Dans la région henequenera, ces considérations politiques furent contrebalancées par les contingences de la production de henequen. Le henequen a en effet une vie moyenne de trente ans mais n'atteint sa pleine maturité que vers l'âge de 15 ans. Pendant les sept premières années d'existence de cet agave, on doit non seulement assumer les frais de mise en culture mais également les frais d'entretien sans aucune productivité, donc sans aucun revenu. C'est plus que peut en supporter un ejidatario isolé. Seul l'ejido collectif pourra obtenir le crédit nécessaire à ce type d'exploitation. D'ailleurs la Banque nationale de crédit ejidal a été spécifiquement mise sur pied en 1955 à cet effet (Stavenhagen 1975 : 149) après plusieurs autres versions du même type au cours des années précédentes. 

À Temax, la partie collective de l'ijido couvre une surface de 3,365 hectares qui divisés par le nombre d'ejidatarios équivalent à environ deux hectares chacun. La productivité médiocre du henequen, la proportion élevée de henequen improductif parce que trop jeune ou trop vieux, la mauvaise administration, la corruption, etc., viennent se combiner pour abaisser et maintenir la masse du crédit à un niveau tel que chacun des ejidatarios ne gagne sur l'ejido que le salaire correspondant à deux jours de travails au taux minimum dans la région. Ainsi le salaire issu du secteur collectif de l'ejido ne suffit nullement à assurer l'entretien et la reproduction de la force de travail des producteurs dans la région henequenera. 

Outre les contingences du crédit, le rapport de force lors de l'application de la réforme agraire fut tel que les hacendados, bien que limités à 300 hectares, ont pu récupérer les meilleurs 300 hectares de leur hacienda, celle-ci occupant déjà les meilleures portions de tout le territoire. Or c'est plutôt vers l'ex-hacendado, aujourd'hui devenu un pequeño propiétario, que l'ejidatario se tourne pour compléter sa reproduction économique. 

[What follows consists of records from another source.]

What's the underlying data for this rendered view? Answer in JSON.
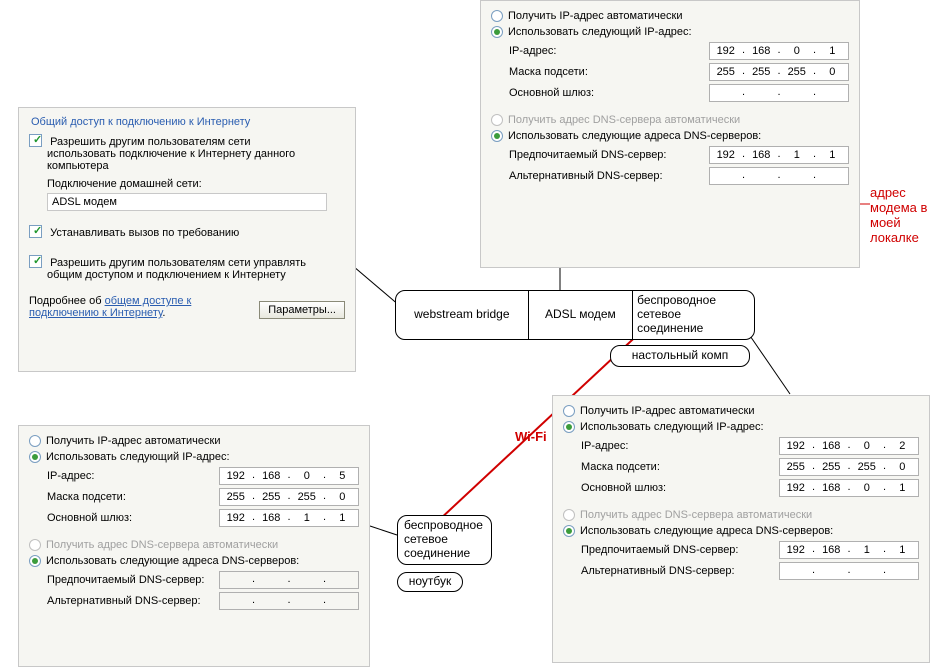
{
  "sharing_panel": {
    "title": "Общий доступ к подключению к Интернету",
    "allow_other_line1": "Разрешить другим пользователям сети",
    "allow_other_line2": "использовать подключение к Интернету данного",
    "allow_other_line3": "компьютера",
    "home_conn_label": "Подключение домашней сети:",
    "home_conn_value": "ADSL модем",
    "dial_on_demand": "Устанавливать вызов по требованию",
    "allow_control_line1": "Разрешить другим пользователям сети управлять",
    "allow_control_line2": "общим доступом и подключением к Интернету",
    "more_about_prefix": "Подробнее об ",
    "more_about_link1": "общем доступе к",
    "more_about_link2": "подключению к Интернету",
    "params_btn": "Параметры..."
  },
  "ip_labels": {
    "auto_ip": "Получить IP-адрес автоматически",
    "use_ip": "Использовать следующий IP-адрес:",
    "ip": "IP-адрес:",
    "mask": "Маска подсети:",
    "gateway": "Основной шлюз:",
    "auto_dns": "Получить адрес DNS-сервера автоматически",
    "use_dns": "Использовать следующие адреса DNS-серверов:",
    "pref_dns": "Предпочитаемый DNS-сервер:",
    "alt_dns": "Альтернативный DNS-сервер:"
  },
  "top_ip": {
    "ip": [
      "192",
      "168",
      "0",
      "1"
    ],
    "mask": [
      "255",
      "255",
      "255",
      "0"
    ],
    "gw": [
      "",
      "",
      "",
      ""
    ],
    "pdns": [
      "192",
      "168",
      "1",
      "1"
    ],
    "adns": [
      "",
      "",
      "",
      ""
    ]
  },
  "right_ip": {
    "ip": [
      "192",
      "168",
      "0",
      "2"
    ],
    "mask": [
      "255",
      "255",
      "255",
      "0"
    ],
    "gw": [
      "192",
      "168",
      "0",
      "1"
    ],
    "pdns": [
      "192",
      "168",
      "1",
      "1"
    ],
    "adns": [
      "",
      "",
      "",
      ""
    ]
  },
  "left_ip": {
    "ip": [
      "192",
      "168",
      "0",
      "5"
    ],
    "mask": [
      "255",
      "255",
      "255",
      "0"
    ],
    "gw": [
      "192",
      "168",
      "1",
      "1"
    ],
    "pdns": [
      "",
      "",
      "",
      ""
    ],
    "adns": [
      "",
      "",
      "",
      ""
    ]
  },
  "diagram": {
    "webstream": "webstream bridge",
    "adsl": "ADSL модем",
    "wireless1": "беспроводное",
    "wireless2": "сетевое",
    "wireless3": "соединение",
    "desktop": "настольный комп",
    "notebook": "ноутбук",
    "wifi": "Wi-Fi"
  },
  "callout": {
    "l1": "адрес",
    "l2": "модема в",
    "l3": "моей",
    "l4": "локалке"
  }
}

Lorsque le travailleur se présente chez le pequeño propietario, sa personnalité juridique est tout à fait différente de celle qu'il a sur l'ijido : il n'est plus sous la férule de la loi de la réforme agraire et n'a pour toute possession que sa seule force de travail. Les conditions pourraient être favorables à l'élaboration de revendications propres à la classe prolétaire. Dans le cas qui nous intéresse cependant, ces revendications ont du mal à s'articuler puisque la reproduction idéologique du prolétariat rural est entravée par sa prise en charge historique par la classe dominante. Celle-ci s'efforce en effet de reproduire idéologiquement le prolétariat rural comme paysannerie. La forme concrète que prend cet effort peut varier considérablement selon l'environnement particulier dans lequel il s'exerce. Nous allons voir dans le cas de Temax, que cette forme est l'aboutissement de conditions historiques spécifiques et qu'elle est difficilement démantelable sans une rupture radicale d'avec ces conditions.  

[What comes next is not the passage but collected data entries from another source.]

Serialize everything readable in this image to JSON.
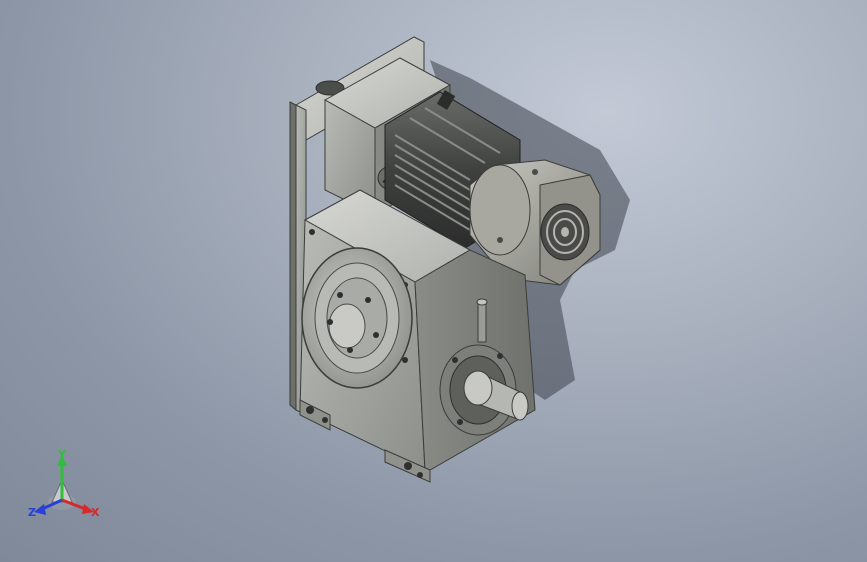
{
  "viewport": {
    "background_top": "#c3cad6",
    "background_bottom": "#7f8999"
  },
  "model": {
    "type": "gear reducer with motor",
    "body_color": "#9b9d98",
    "motor_color": "#555754",
    "fan_cover_color": "#8c8c86"
  },
  "triad": {
    "x_label": "X",
    "y_label": "Y",
    "z_label": "Z",
    "x_color": "#d42a2a",
    "y_color": "#2fbf3a",
    "z_color": "#2a3fd4"
  }
}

« Mon nom est personne » :
le caciquismo à Temax

 

L'intervention de la classe dominante au niveau idéologique à Temax est particulièrement facile à observer puisque, contrairement à la majorité des villages de la région henequenera, on y retrouve un groupe para-politique bien circonscrit qui semble exercer une hégémonie non-négligeable sur la population. Ce groupe, qui n'a pas de nom -on verra par la suite pourquoi - s'efforce de contrôler l'accès aux postes politiques municipaux de même qu'aux postes administratifs de l'ejido par lesquels est relayé le crédit aux ejidatarios. Ce groupe exerce également une sélection de ceux qui, parmi les fils d'ejidatarios de plus de 16 ans, auront droit à une tâche dans l'ejido. Éventuellement, il détermine parmi les eiidatarios, qui pourra exploiter une parcelle individuelle de l'ejido et surtout qui aura accès aux parcelles les plus rapprochées du village. Enfin, il médiatise à certains moments les relations entre les ejidatarios et les pequeños propiétarios qui ont besoin de main-d'œuvre. En effet, le recrutement des travailleurs sur la pequeña propiedad s'effectue sur une base hebdomadaire parmi les ejidatarios qui ont, accompli leur tâche obligatoire dans l'ejido. Le nombre de travailleurs requis d'une semaine à l'autre varie énormément. Dans les temps creux, seuls les travailleurs qui de l'avis du groupe sont « convenables », peuvent trouver de l'emploi dans la pequeña propiedad. Bref, les domaines sur lesquels le groupe exerce son contrôle sont multiples et tous les informateurs consultés conviennent de son importance dans la vie politique du village. 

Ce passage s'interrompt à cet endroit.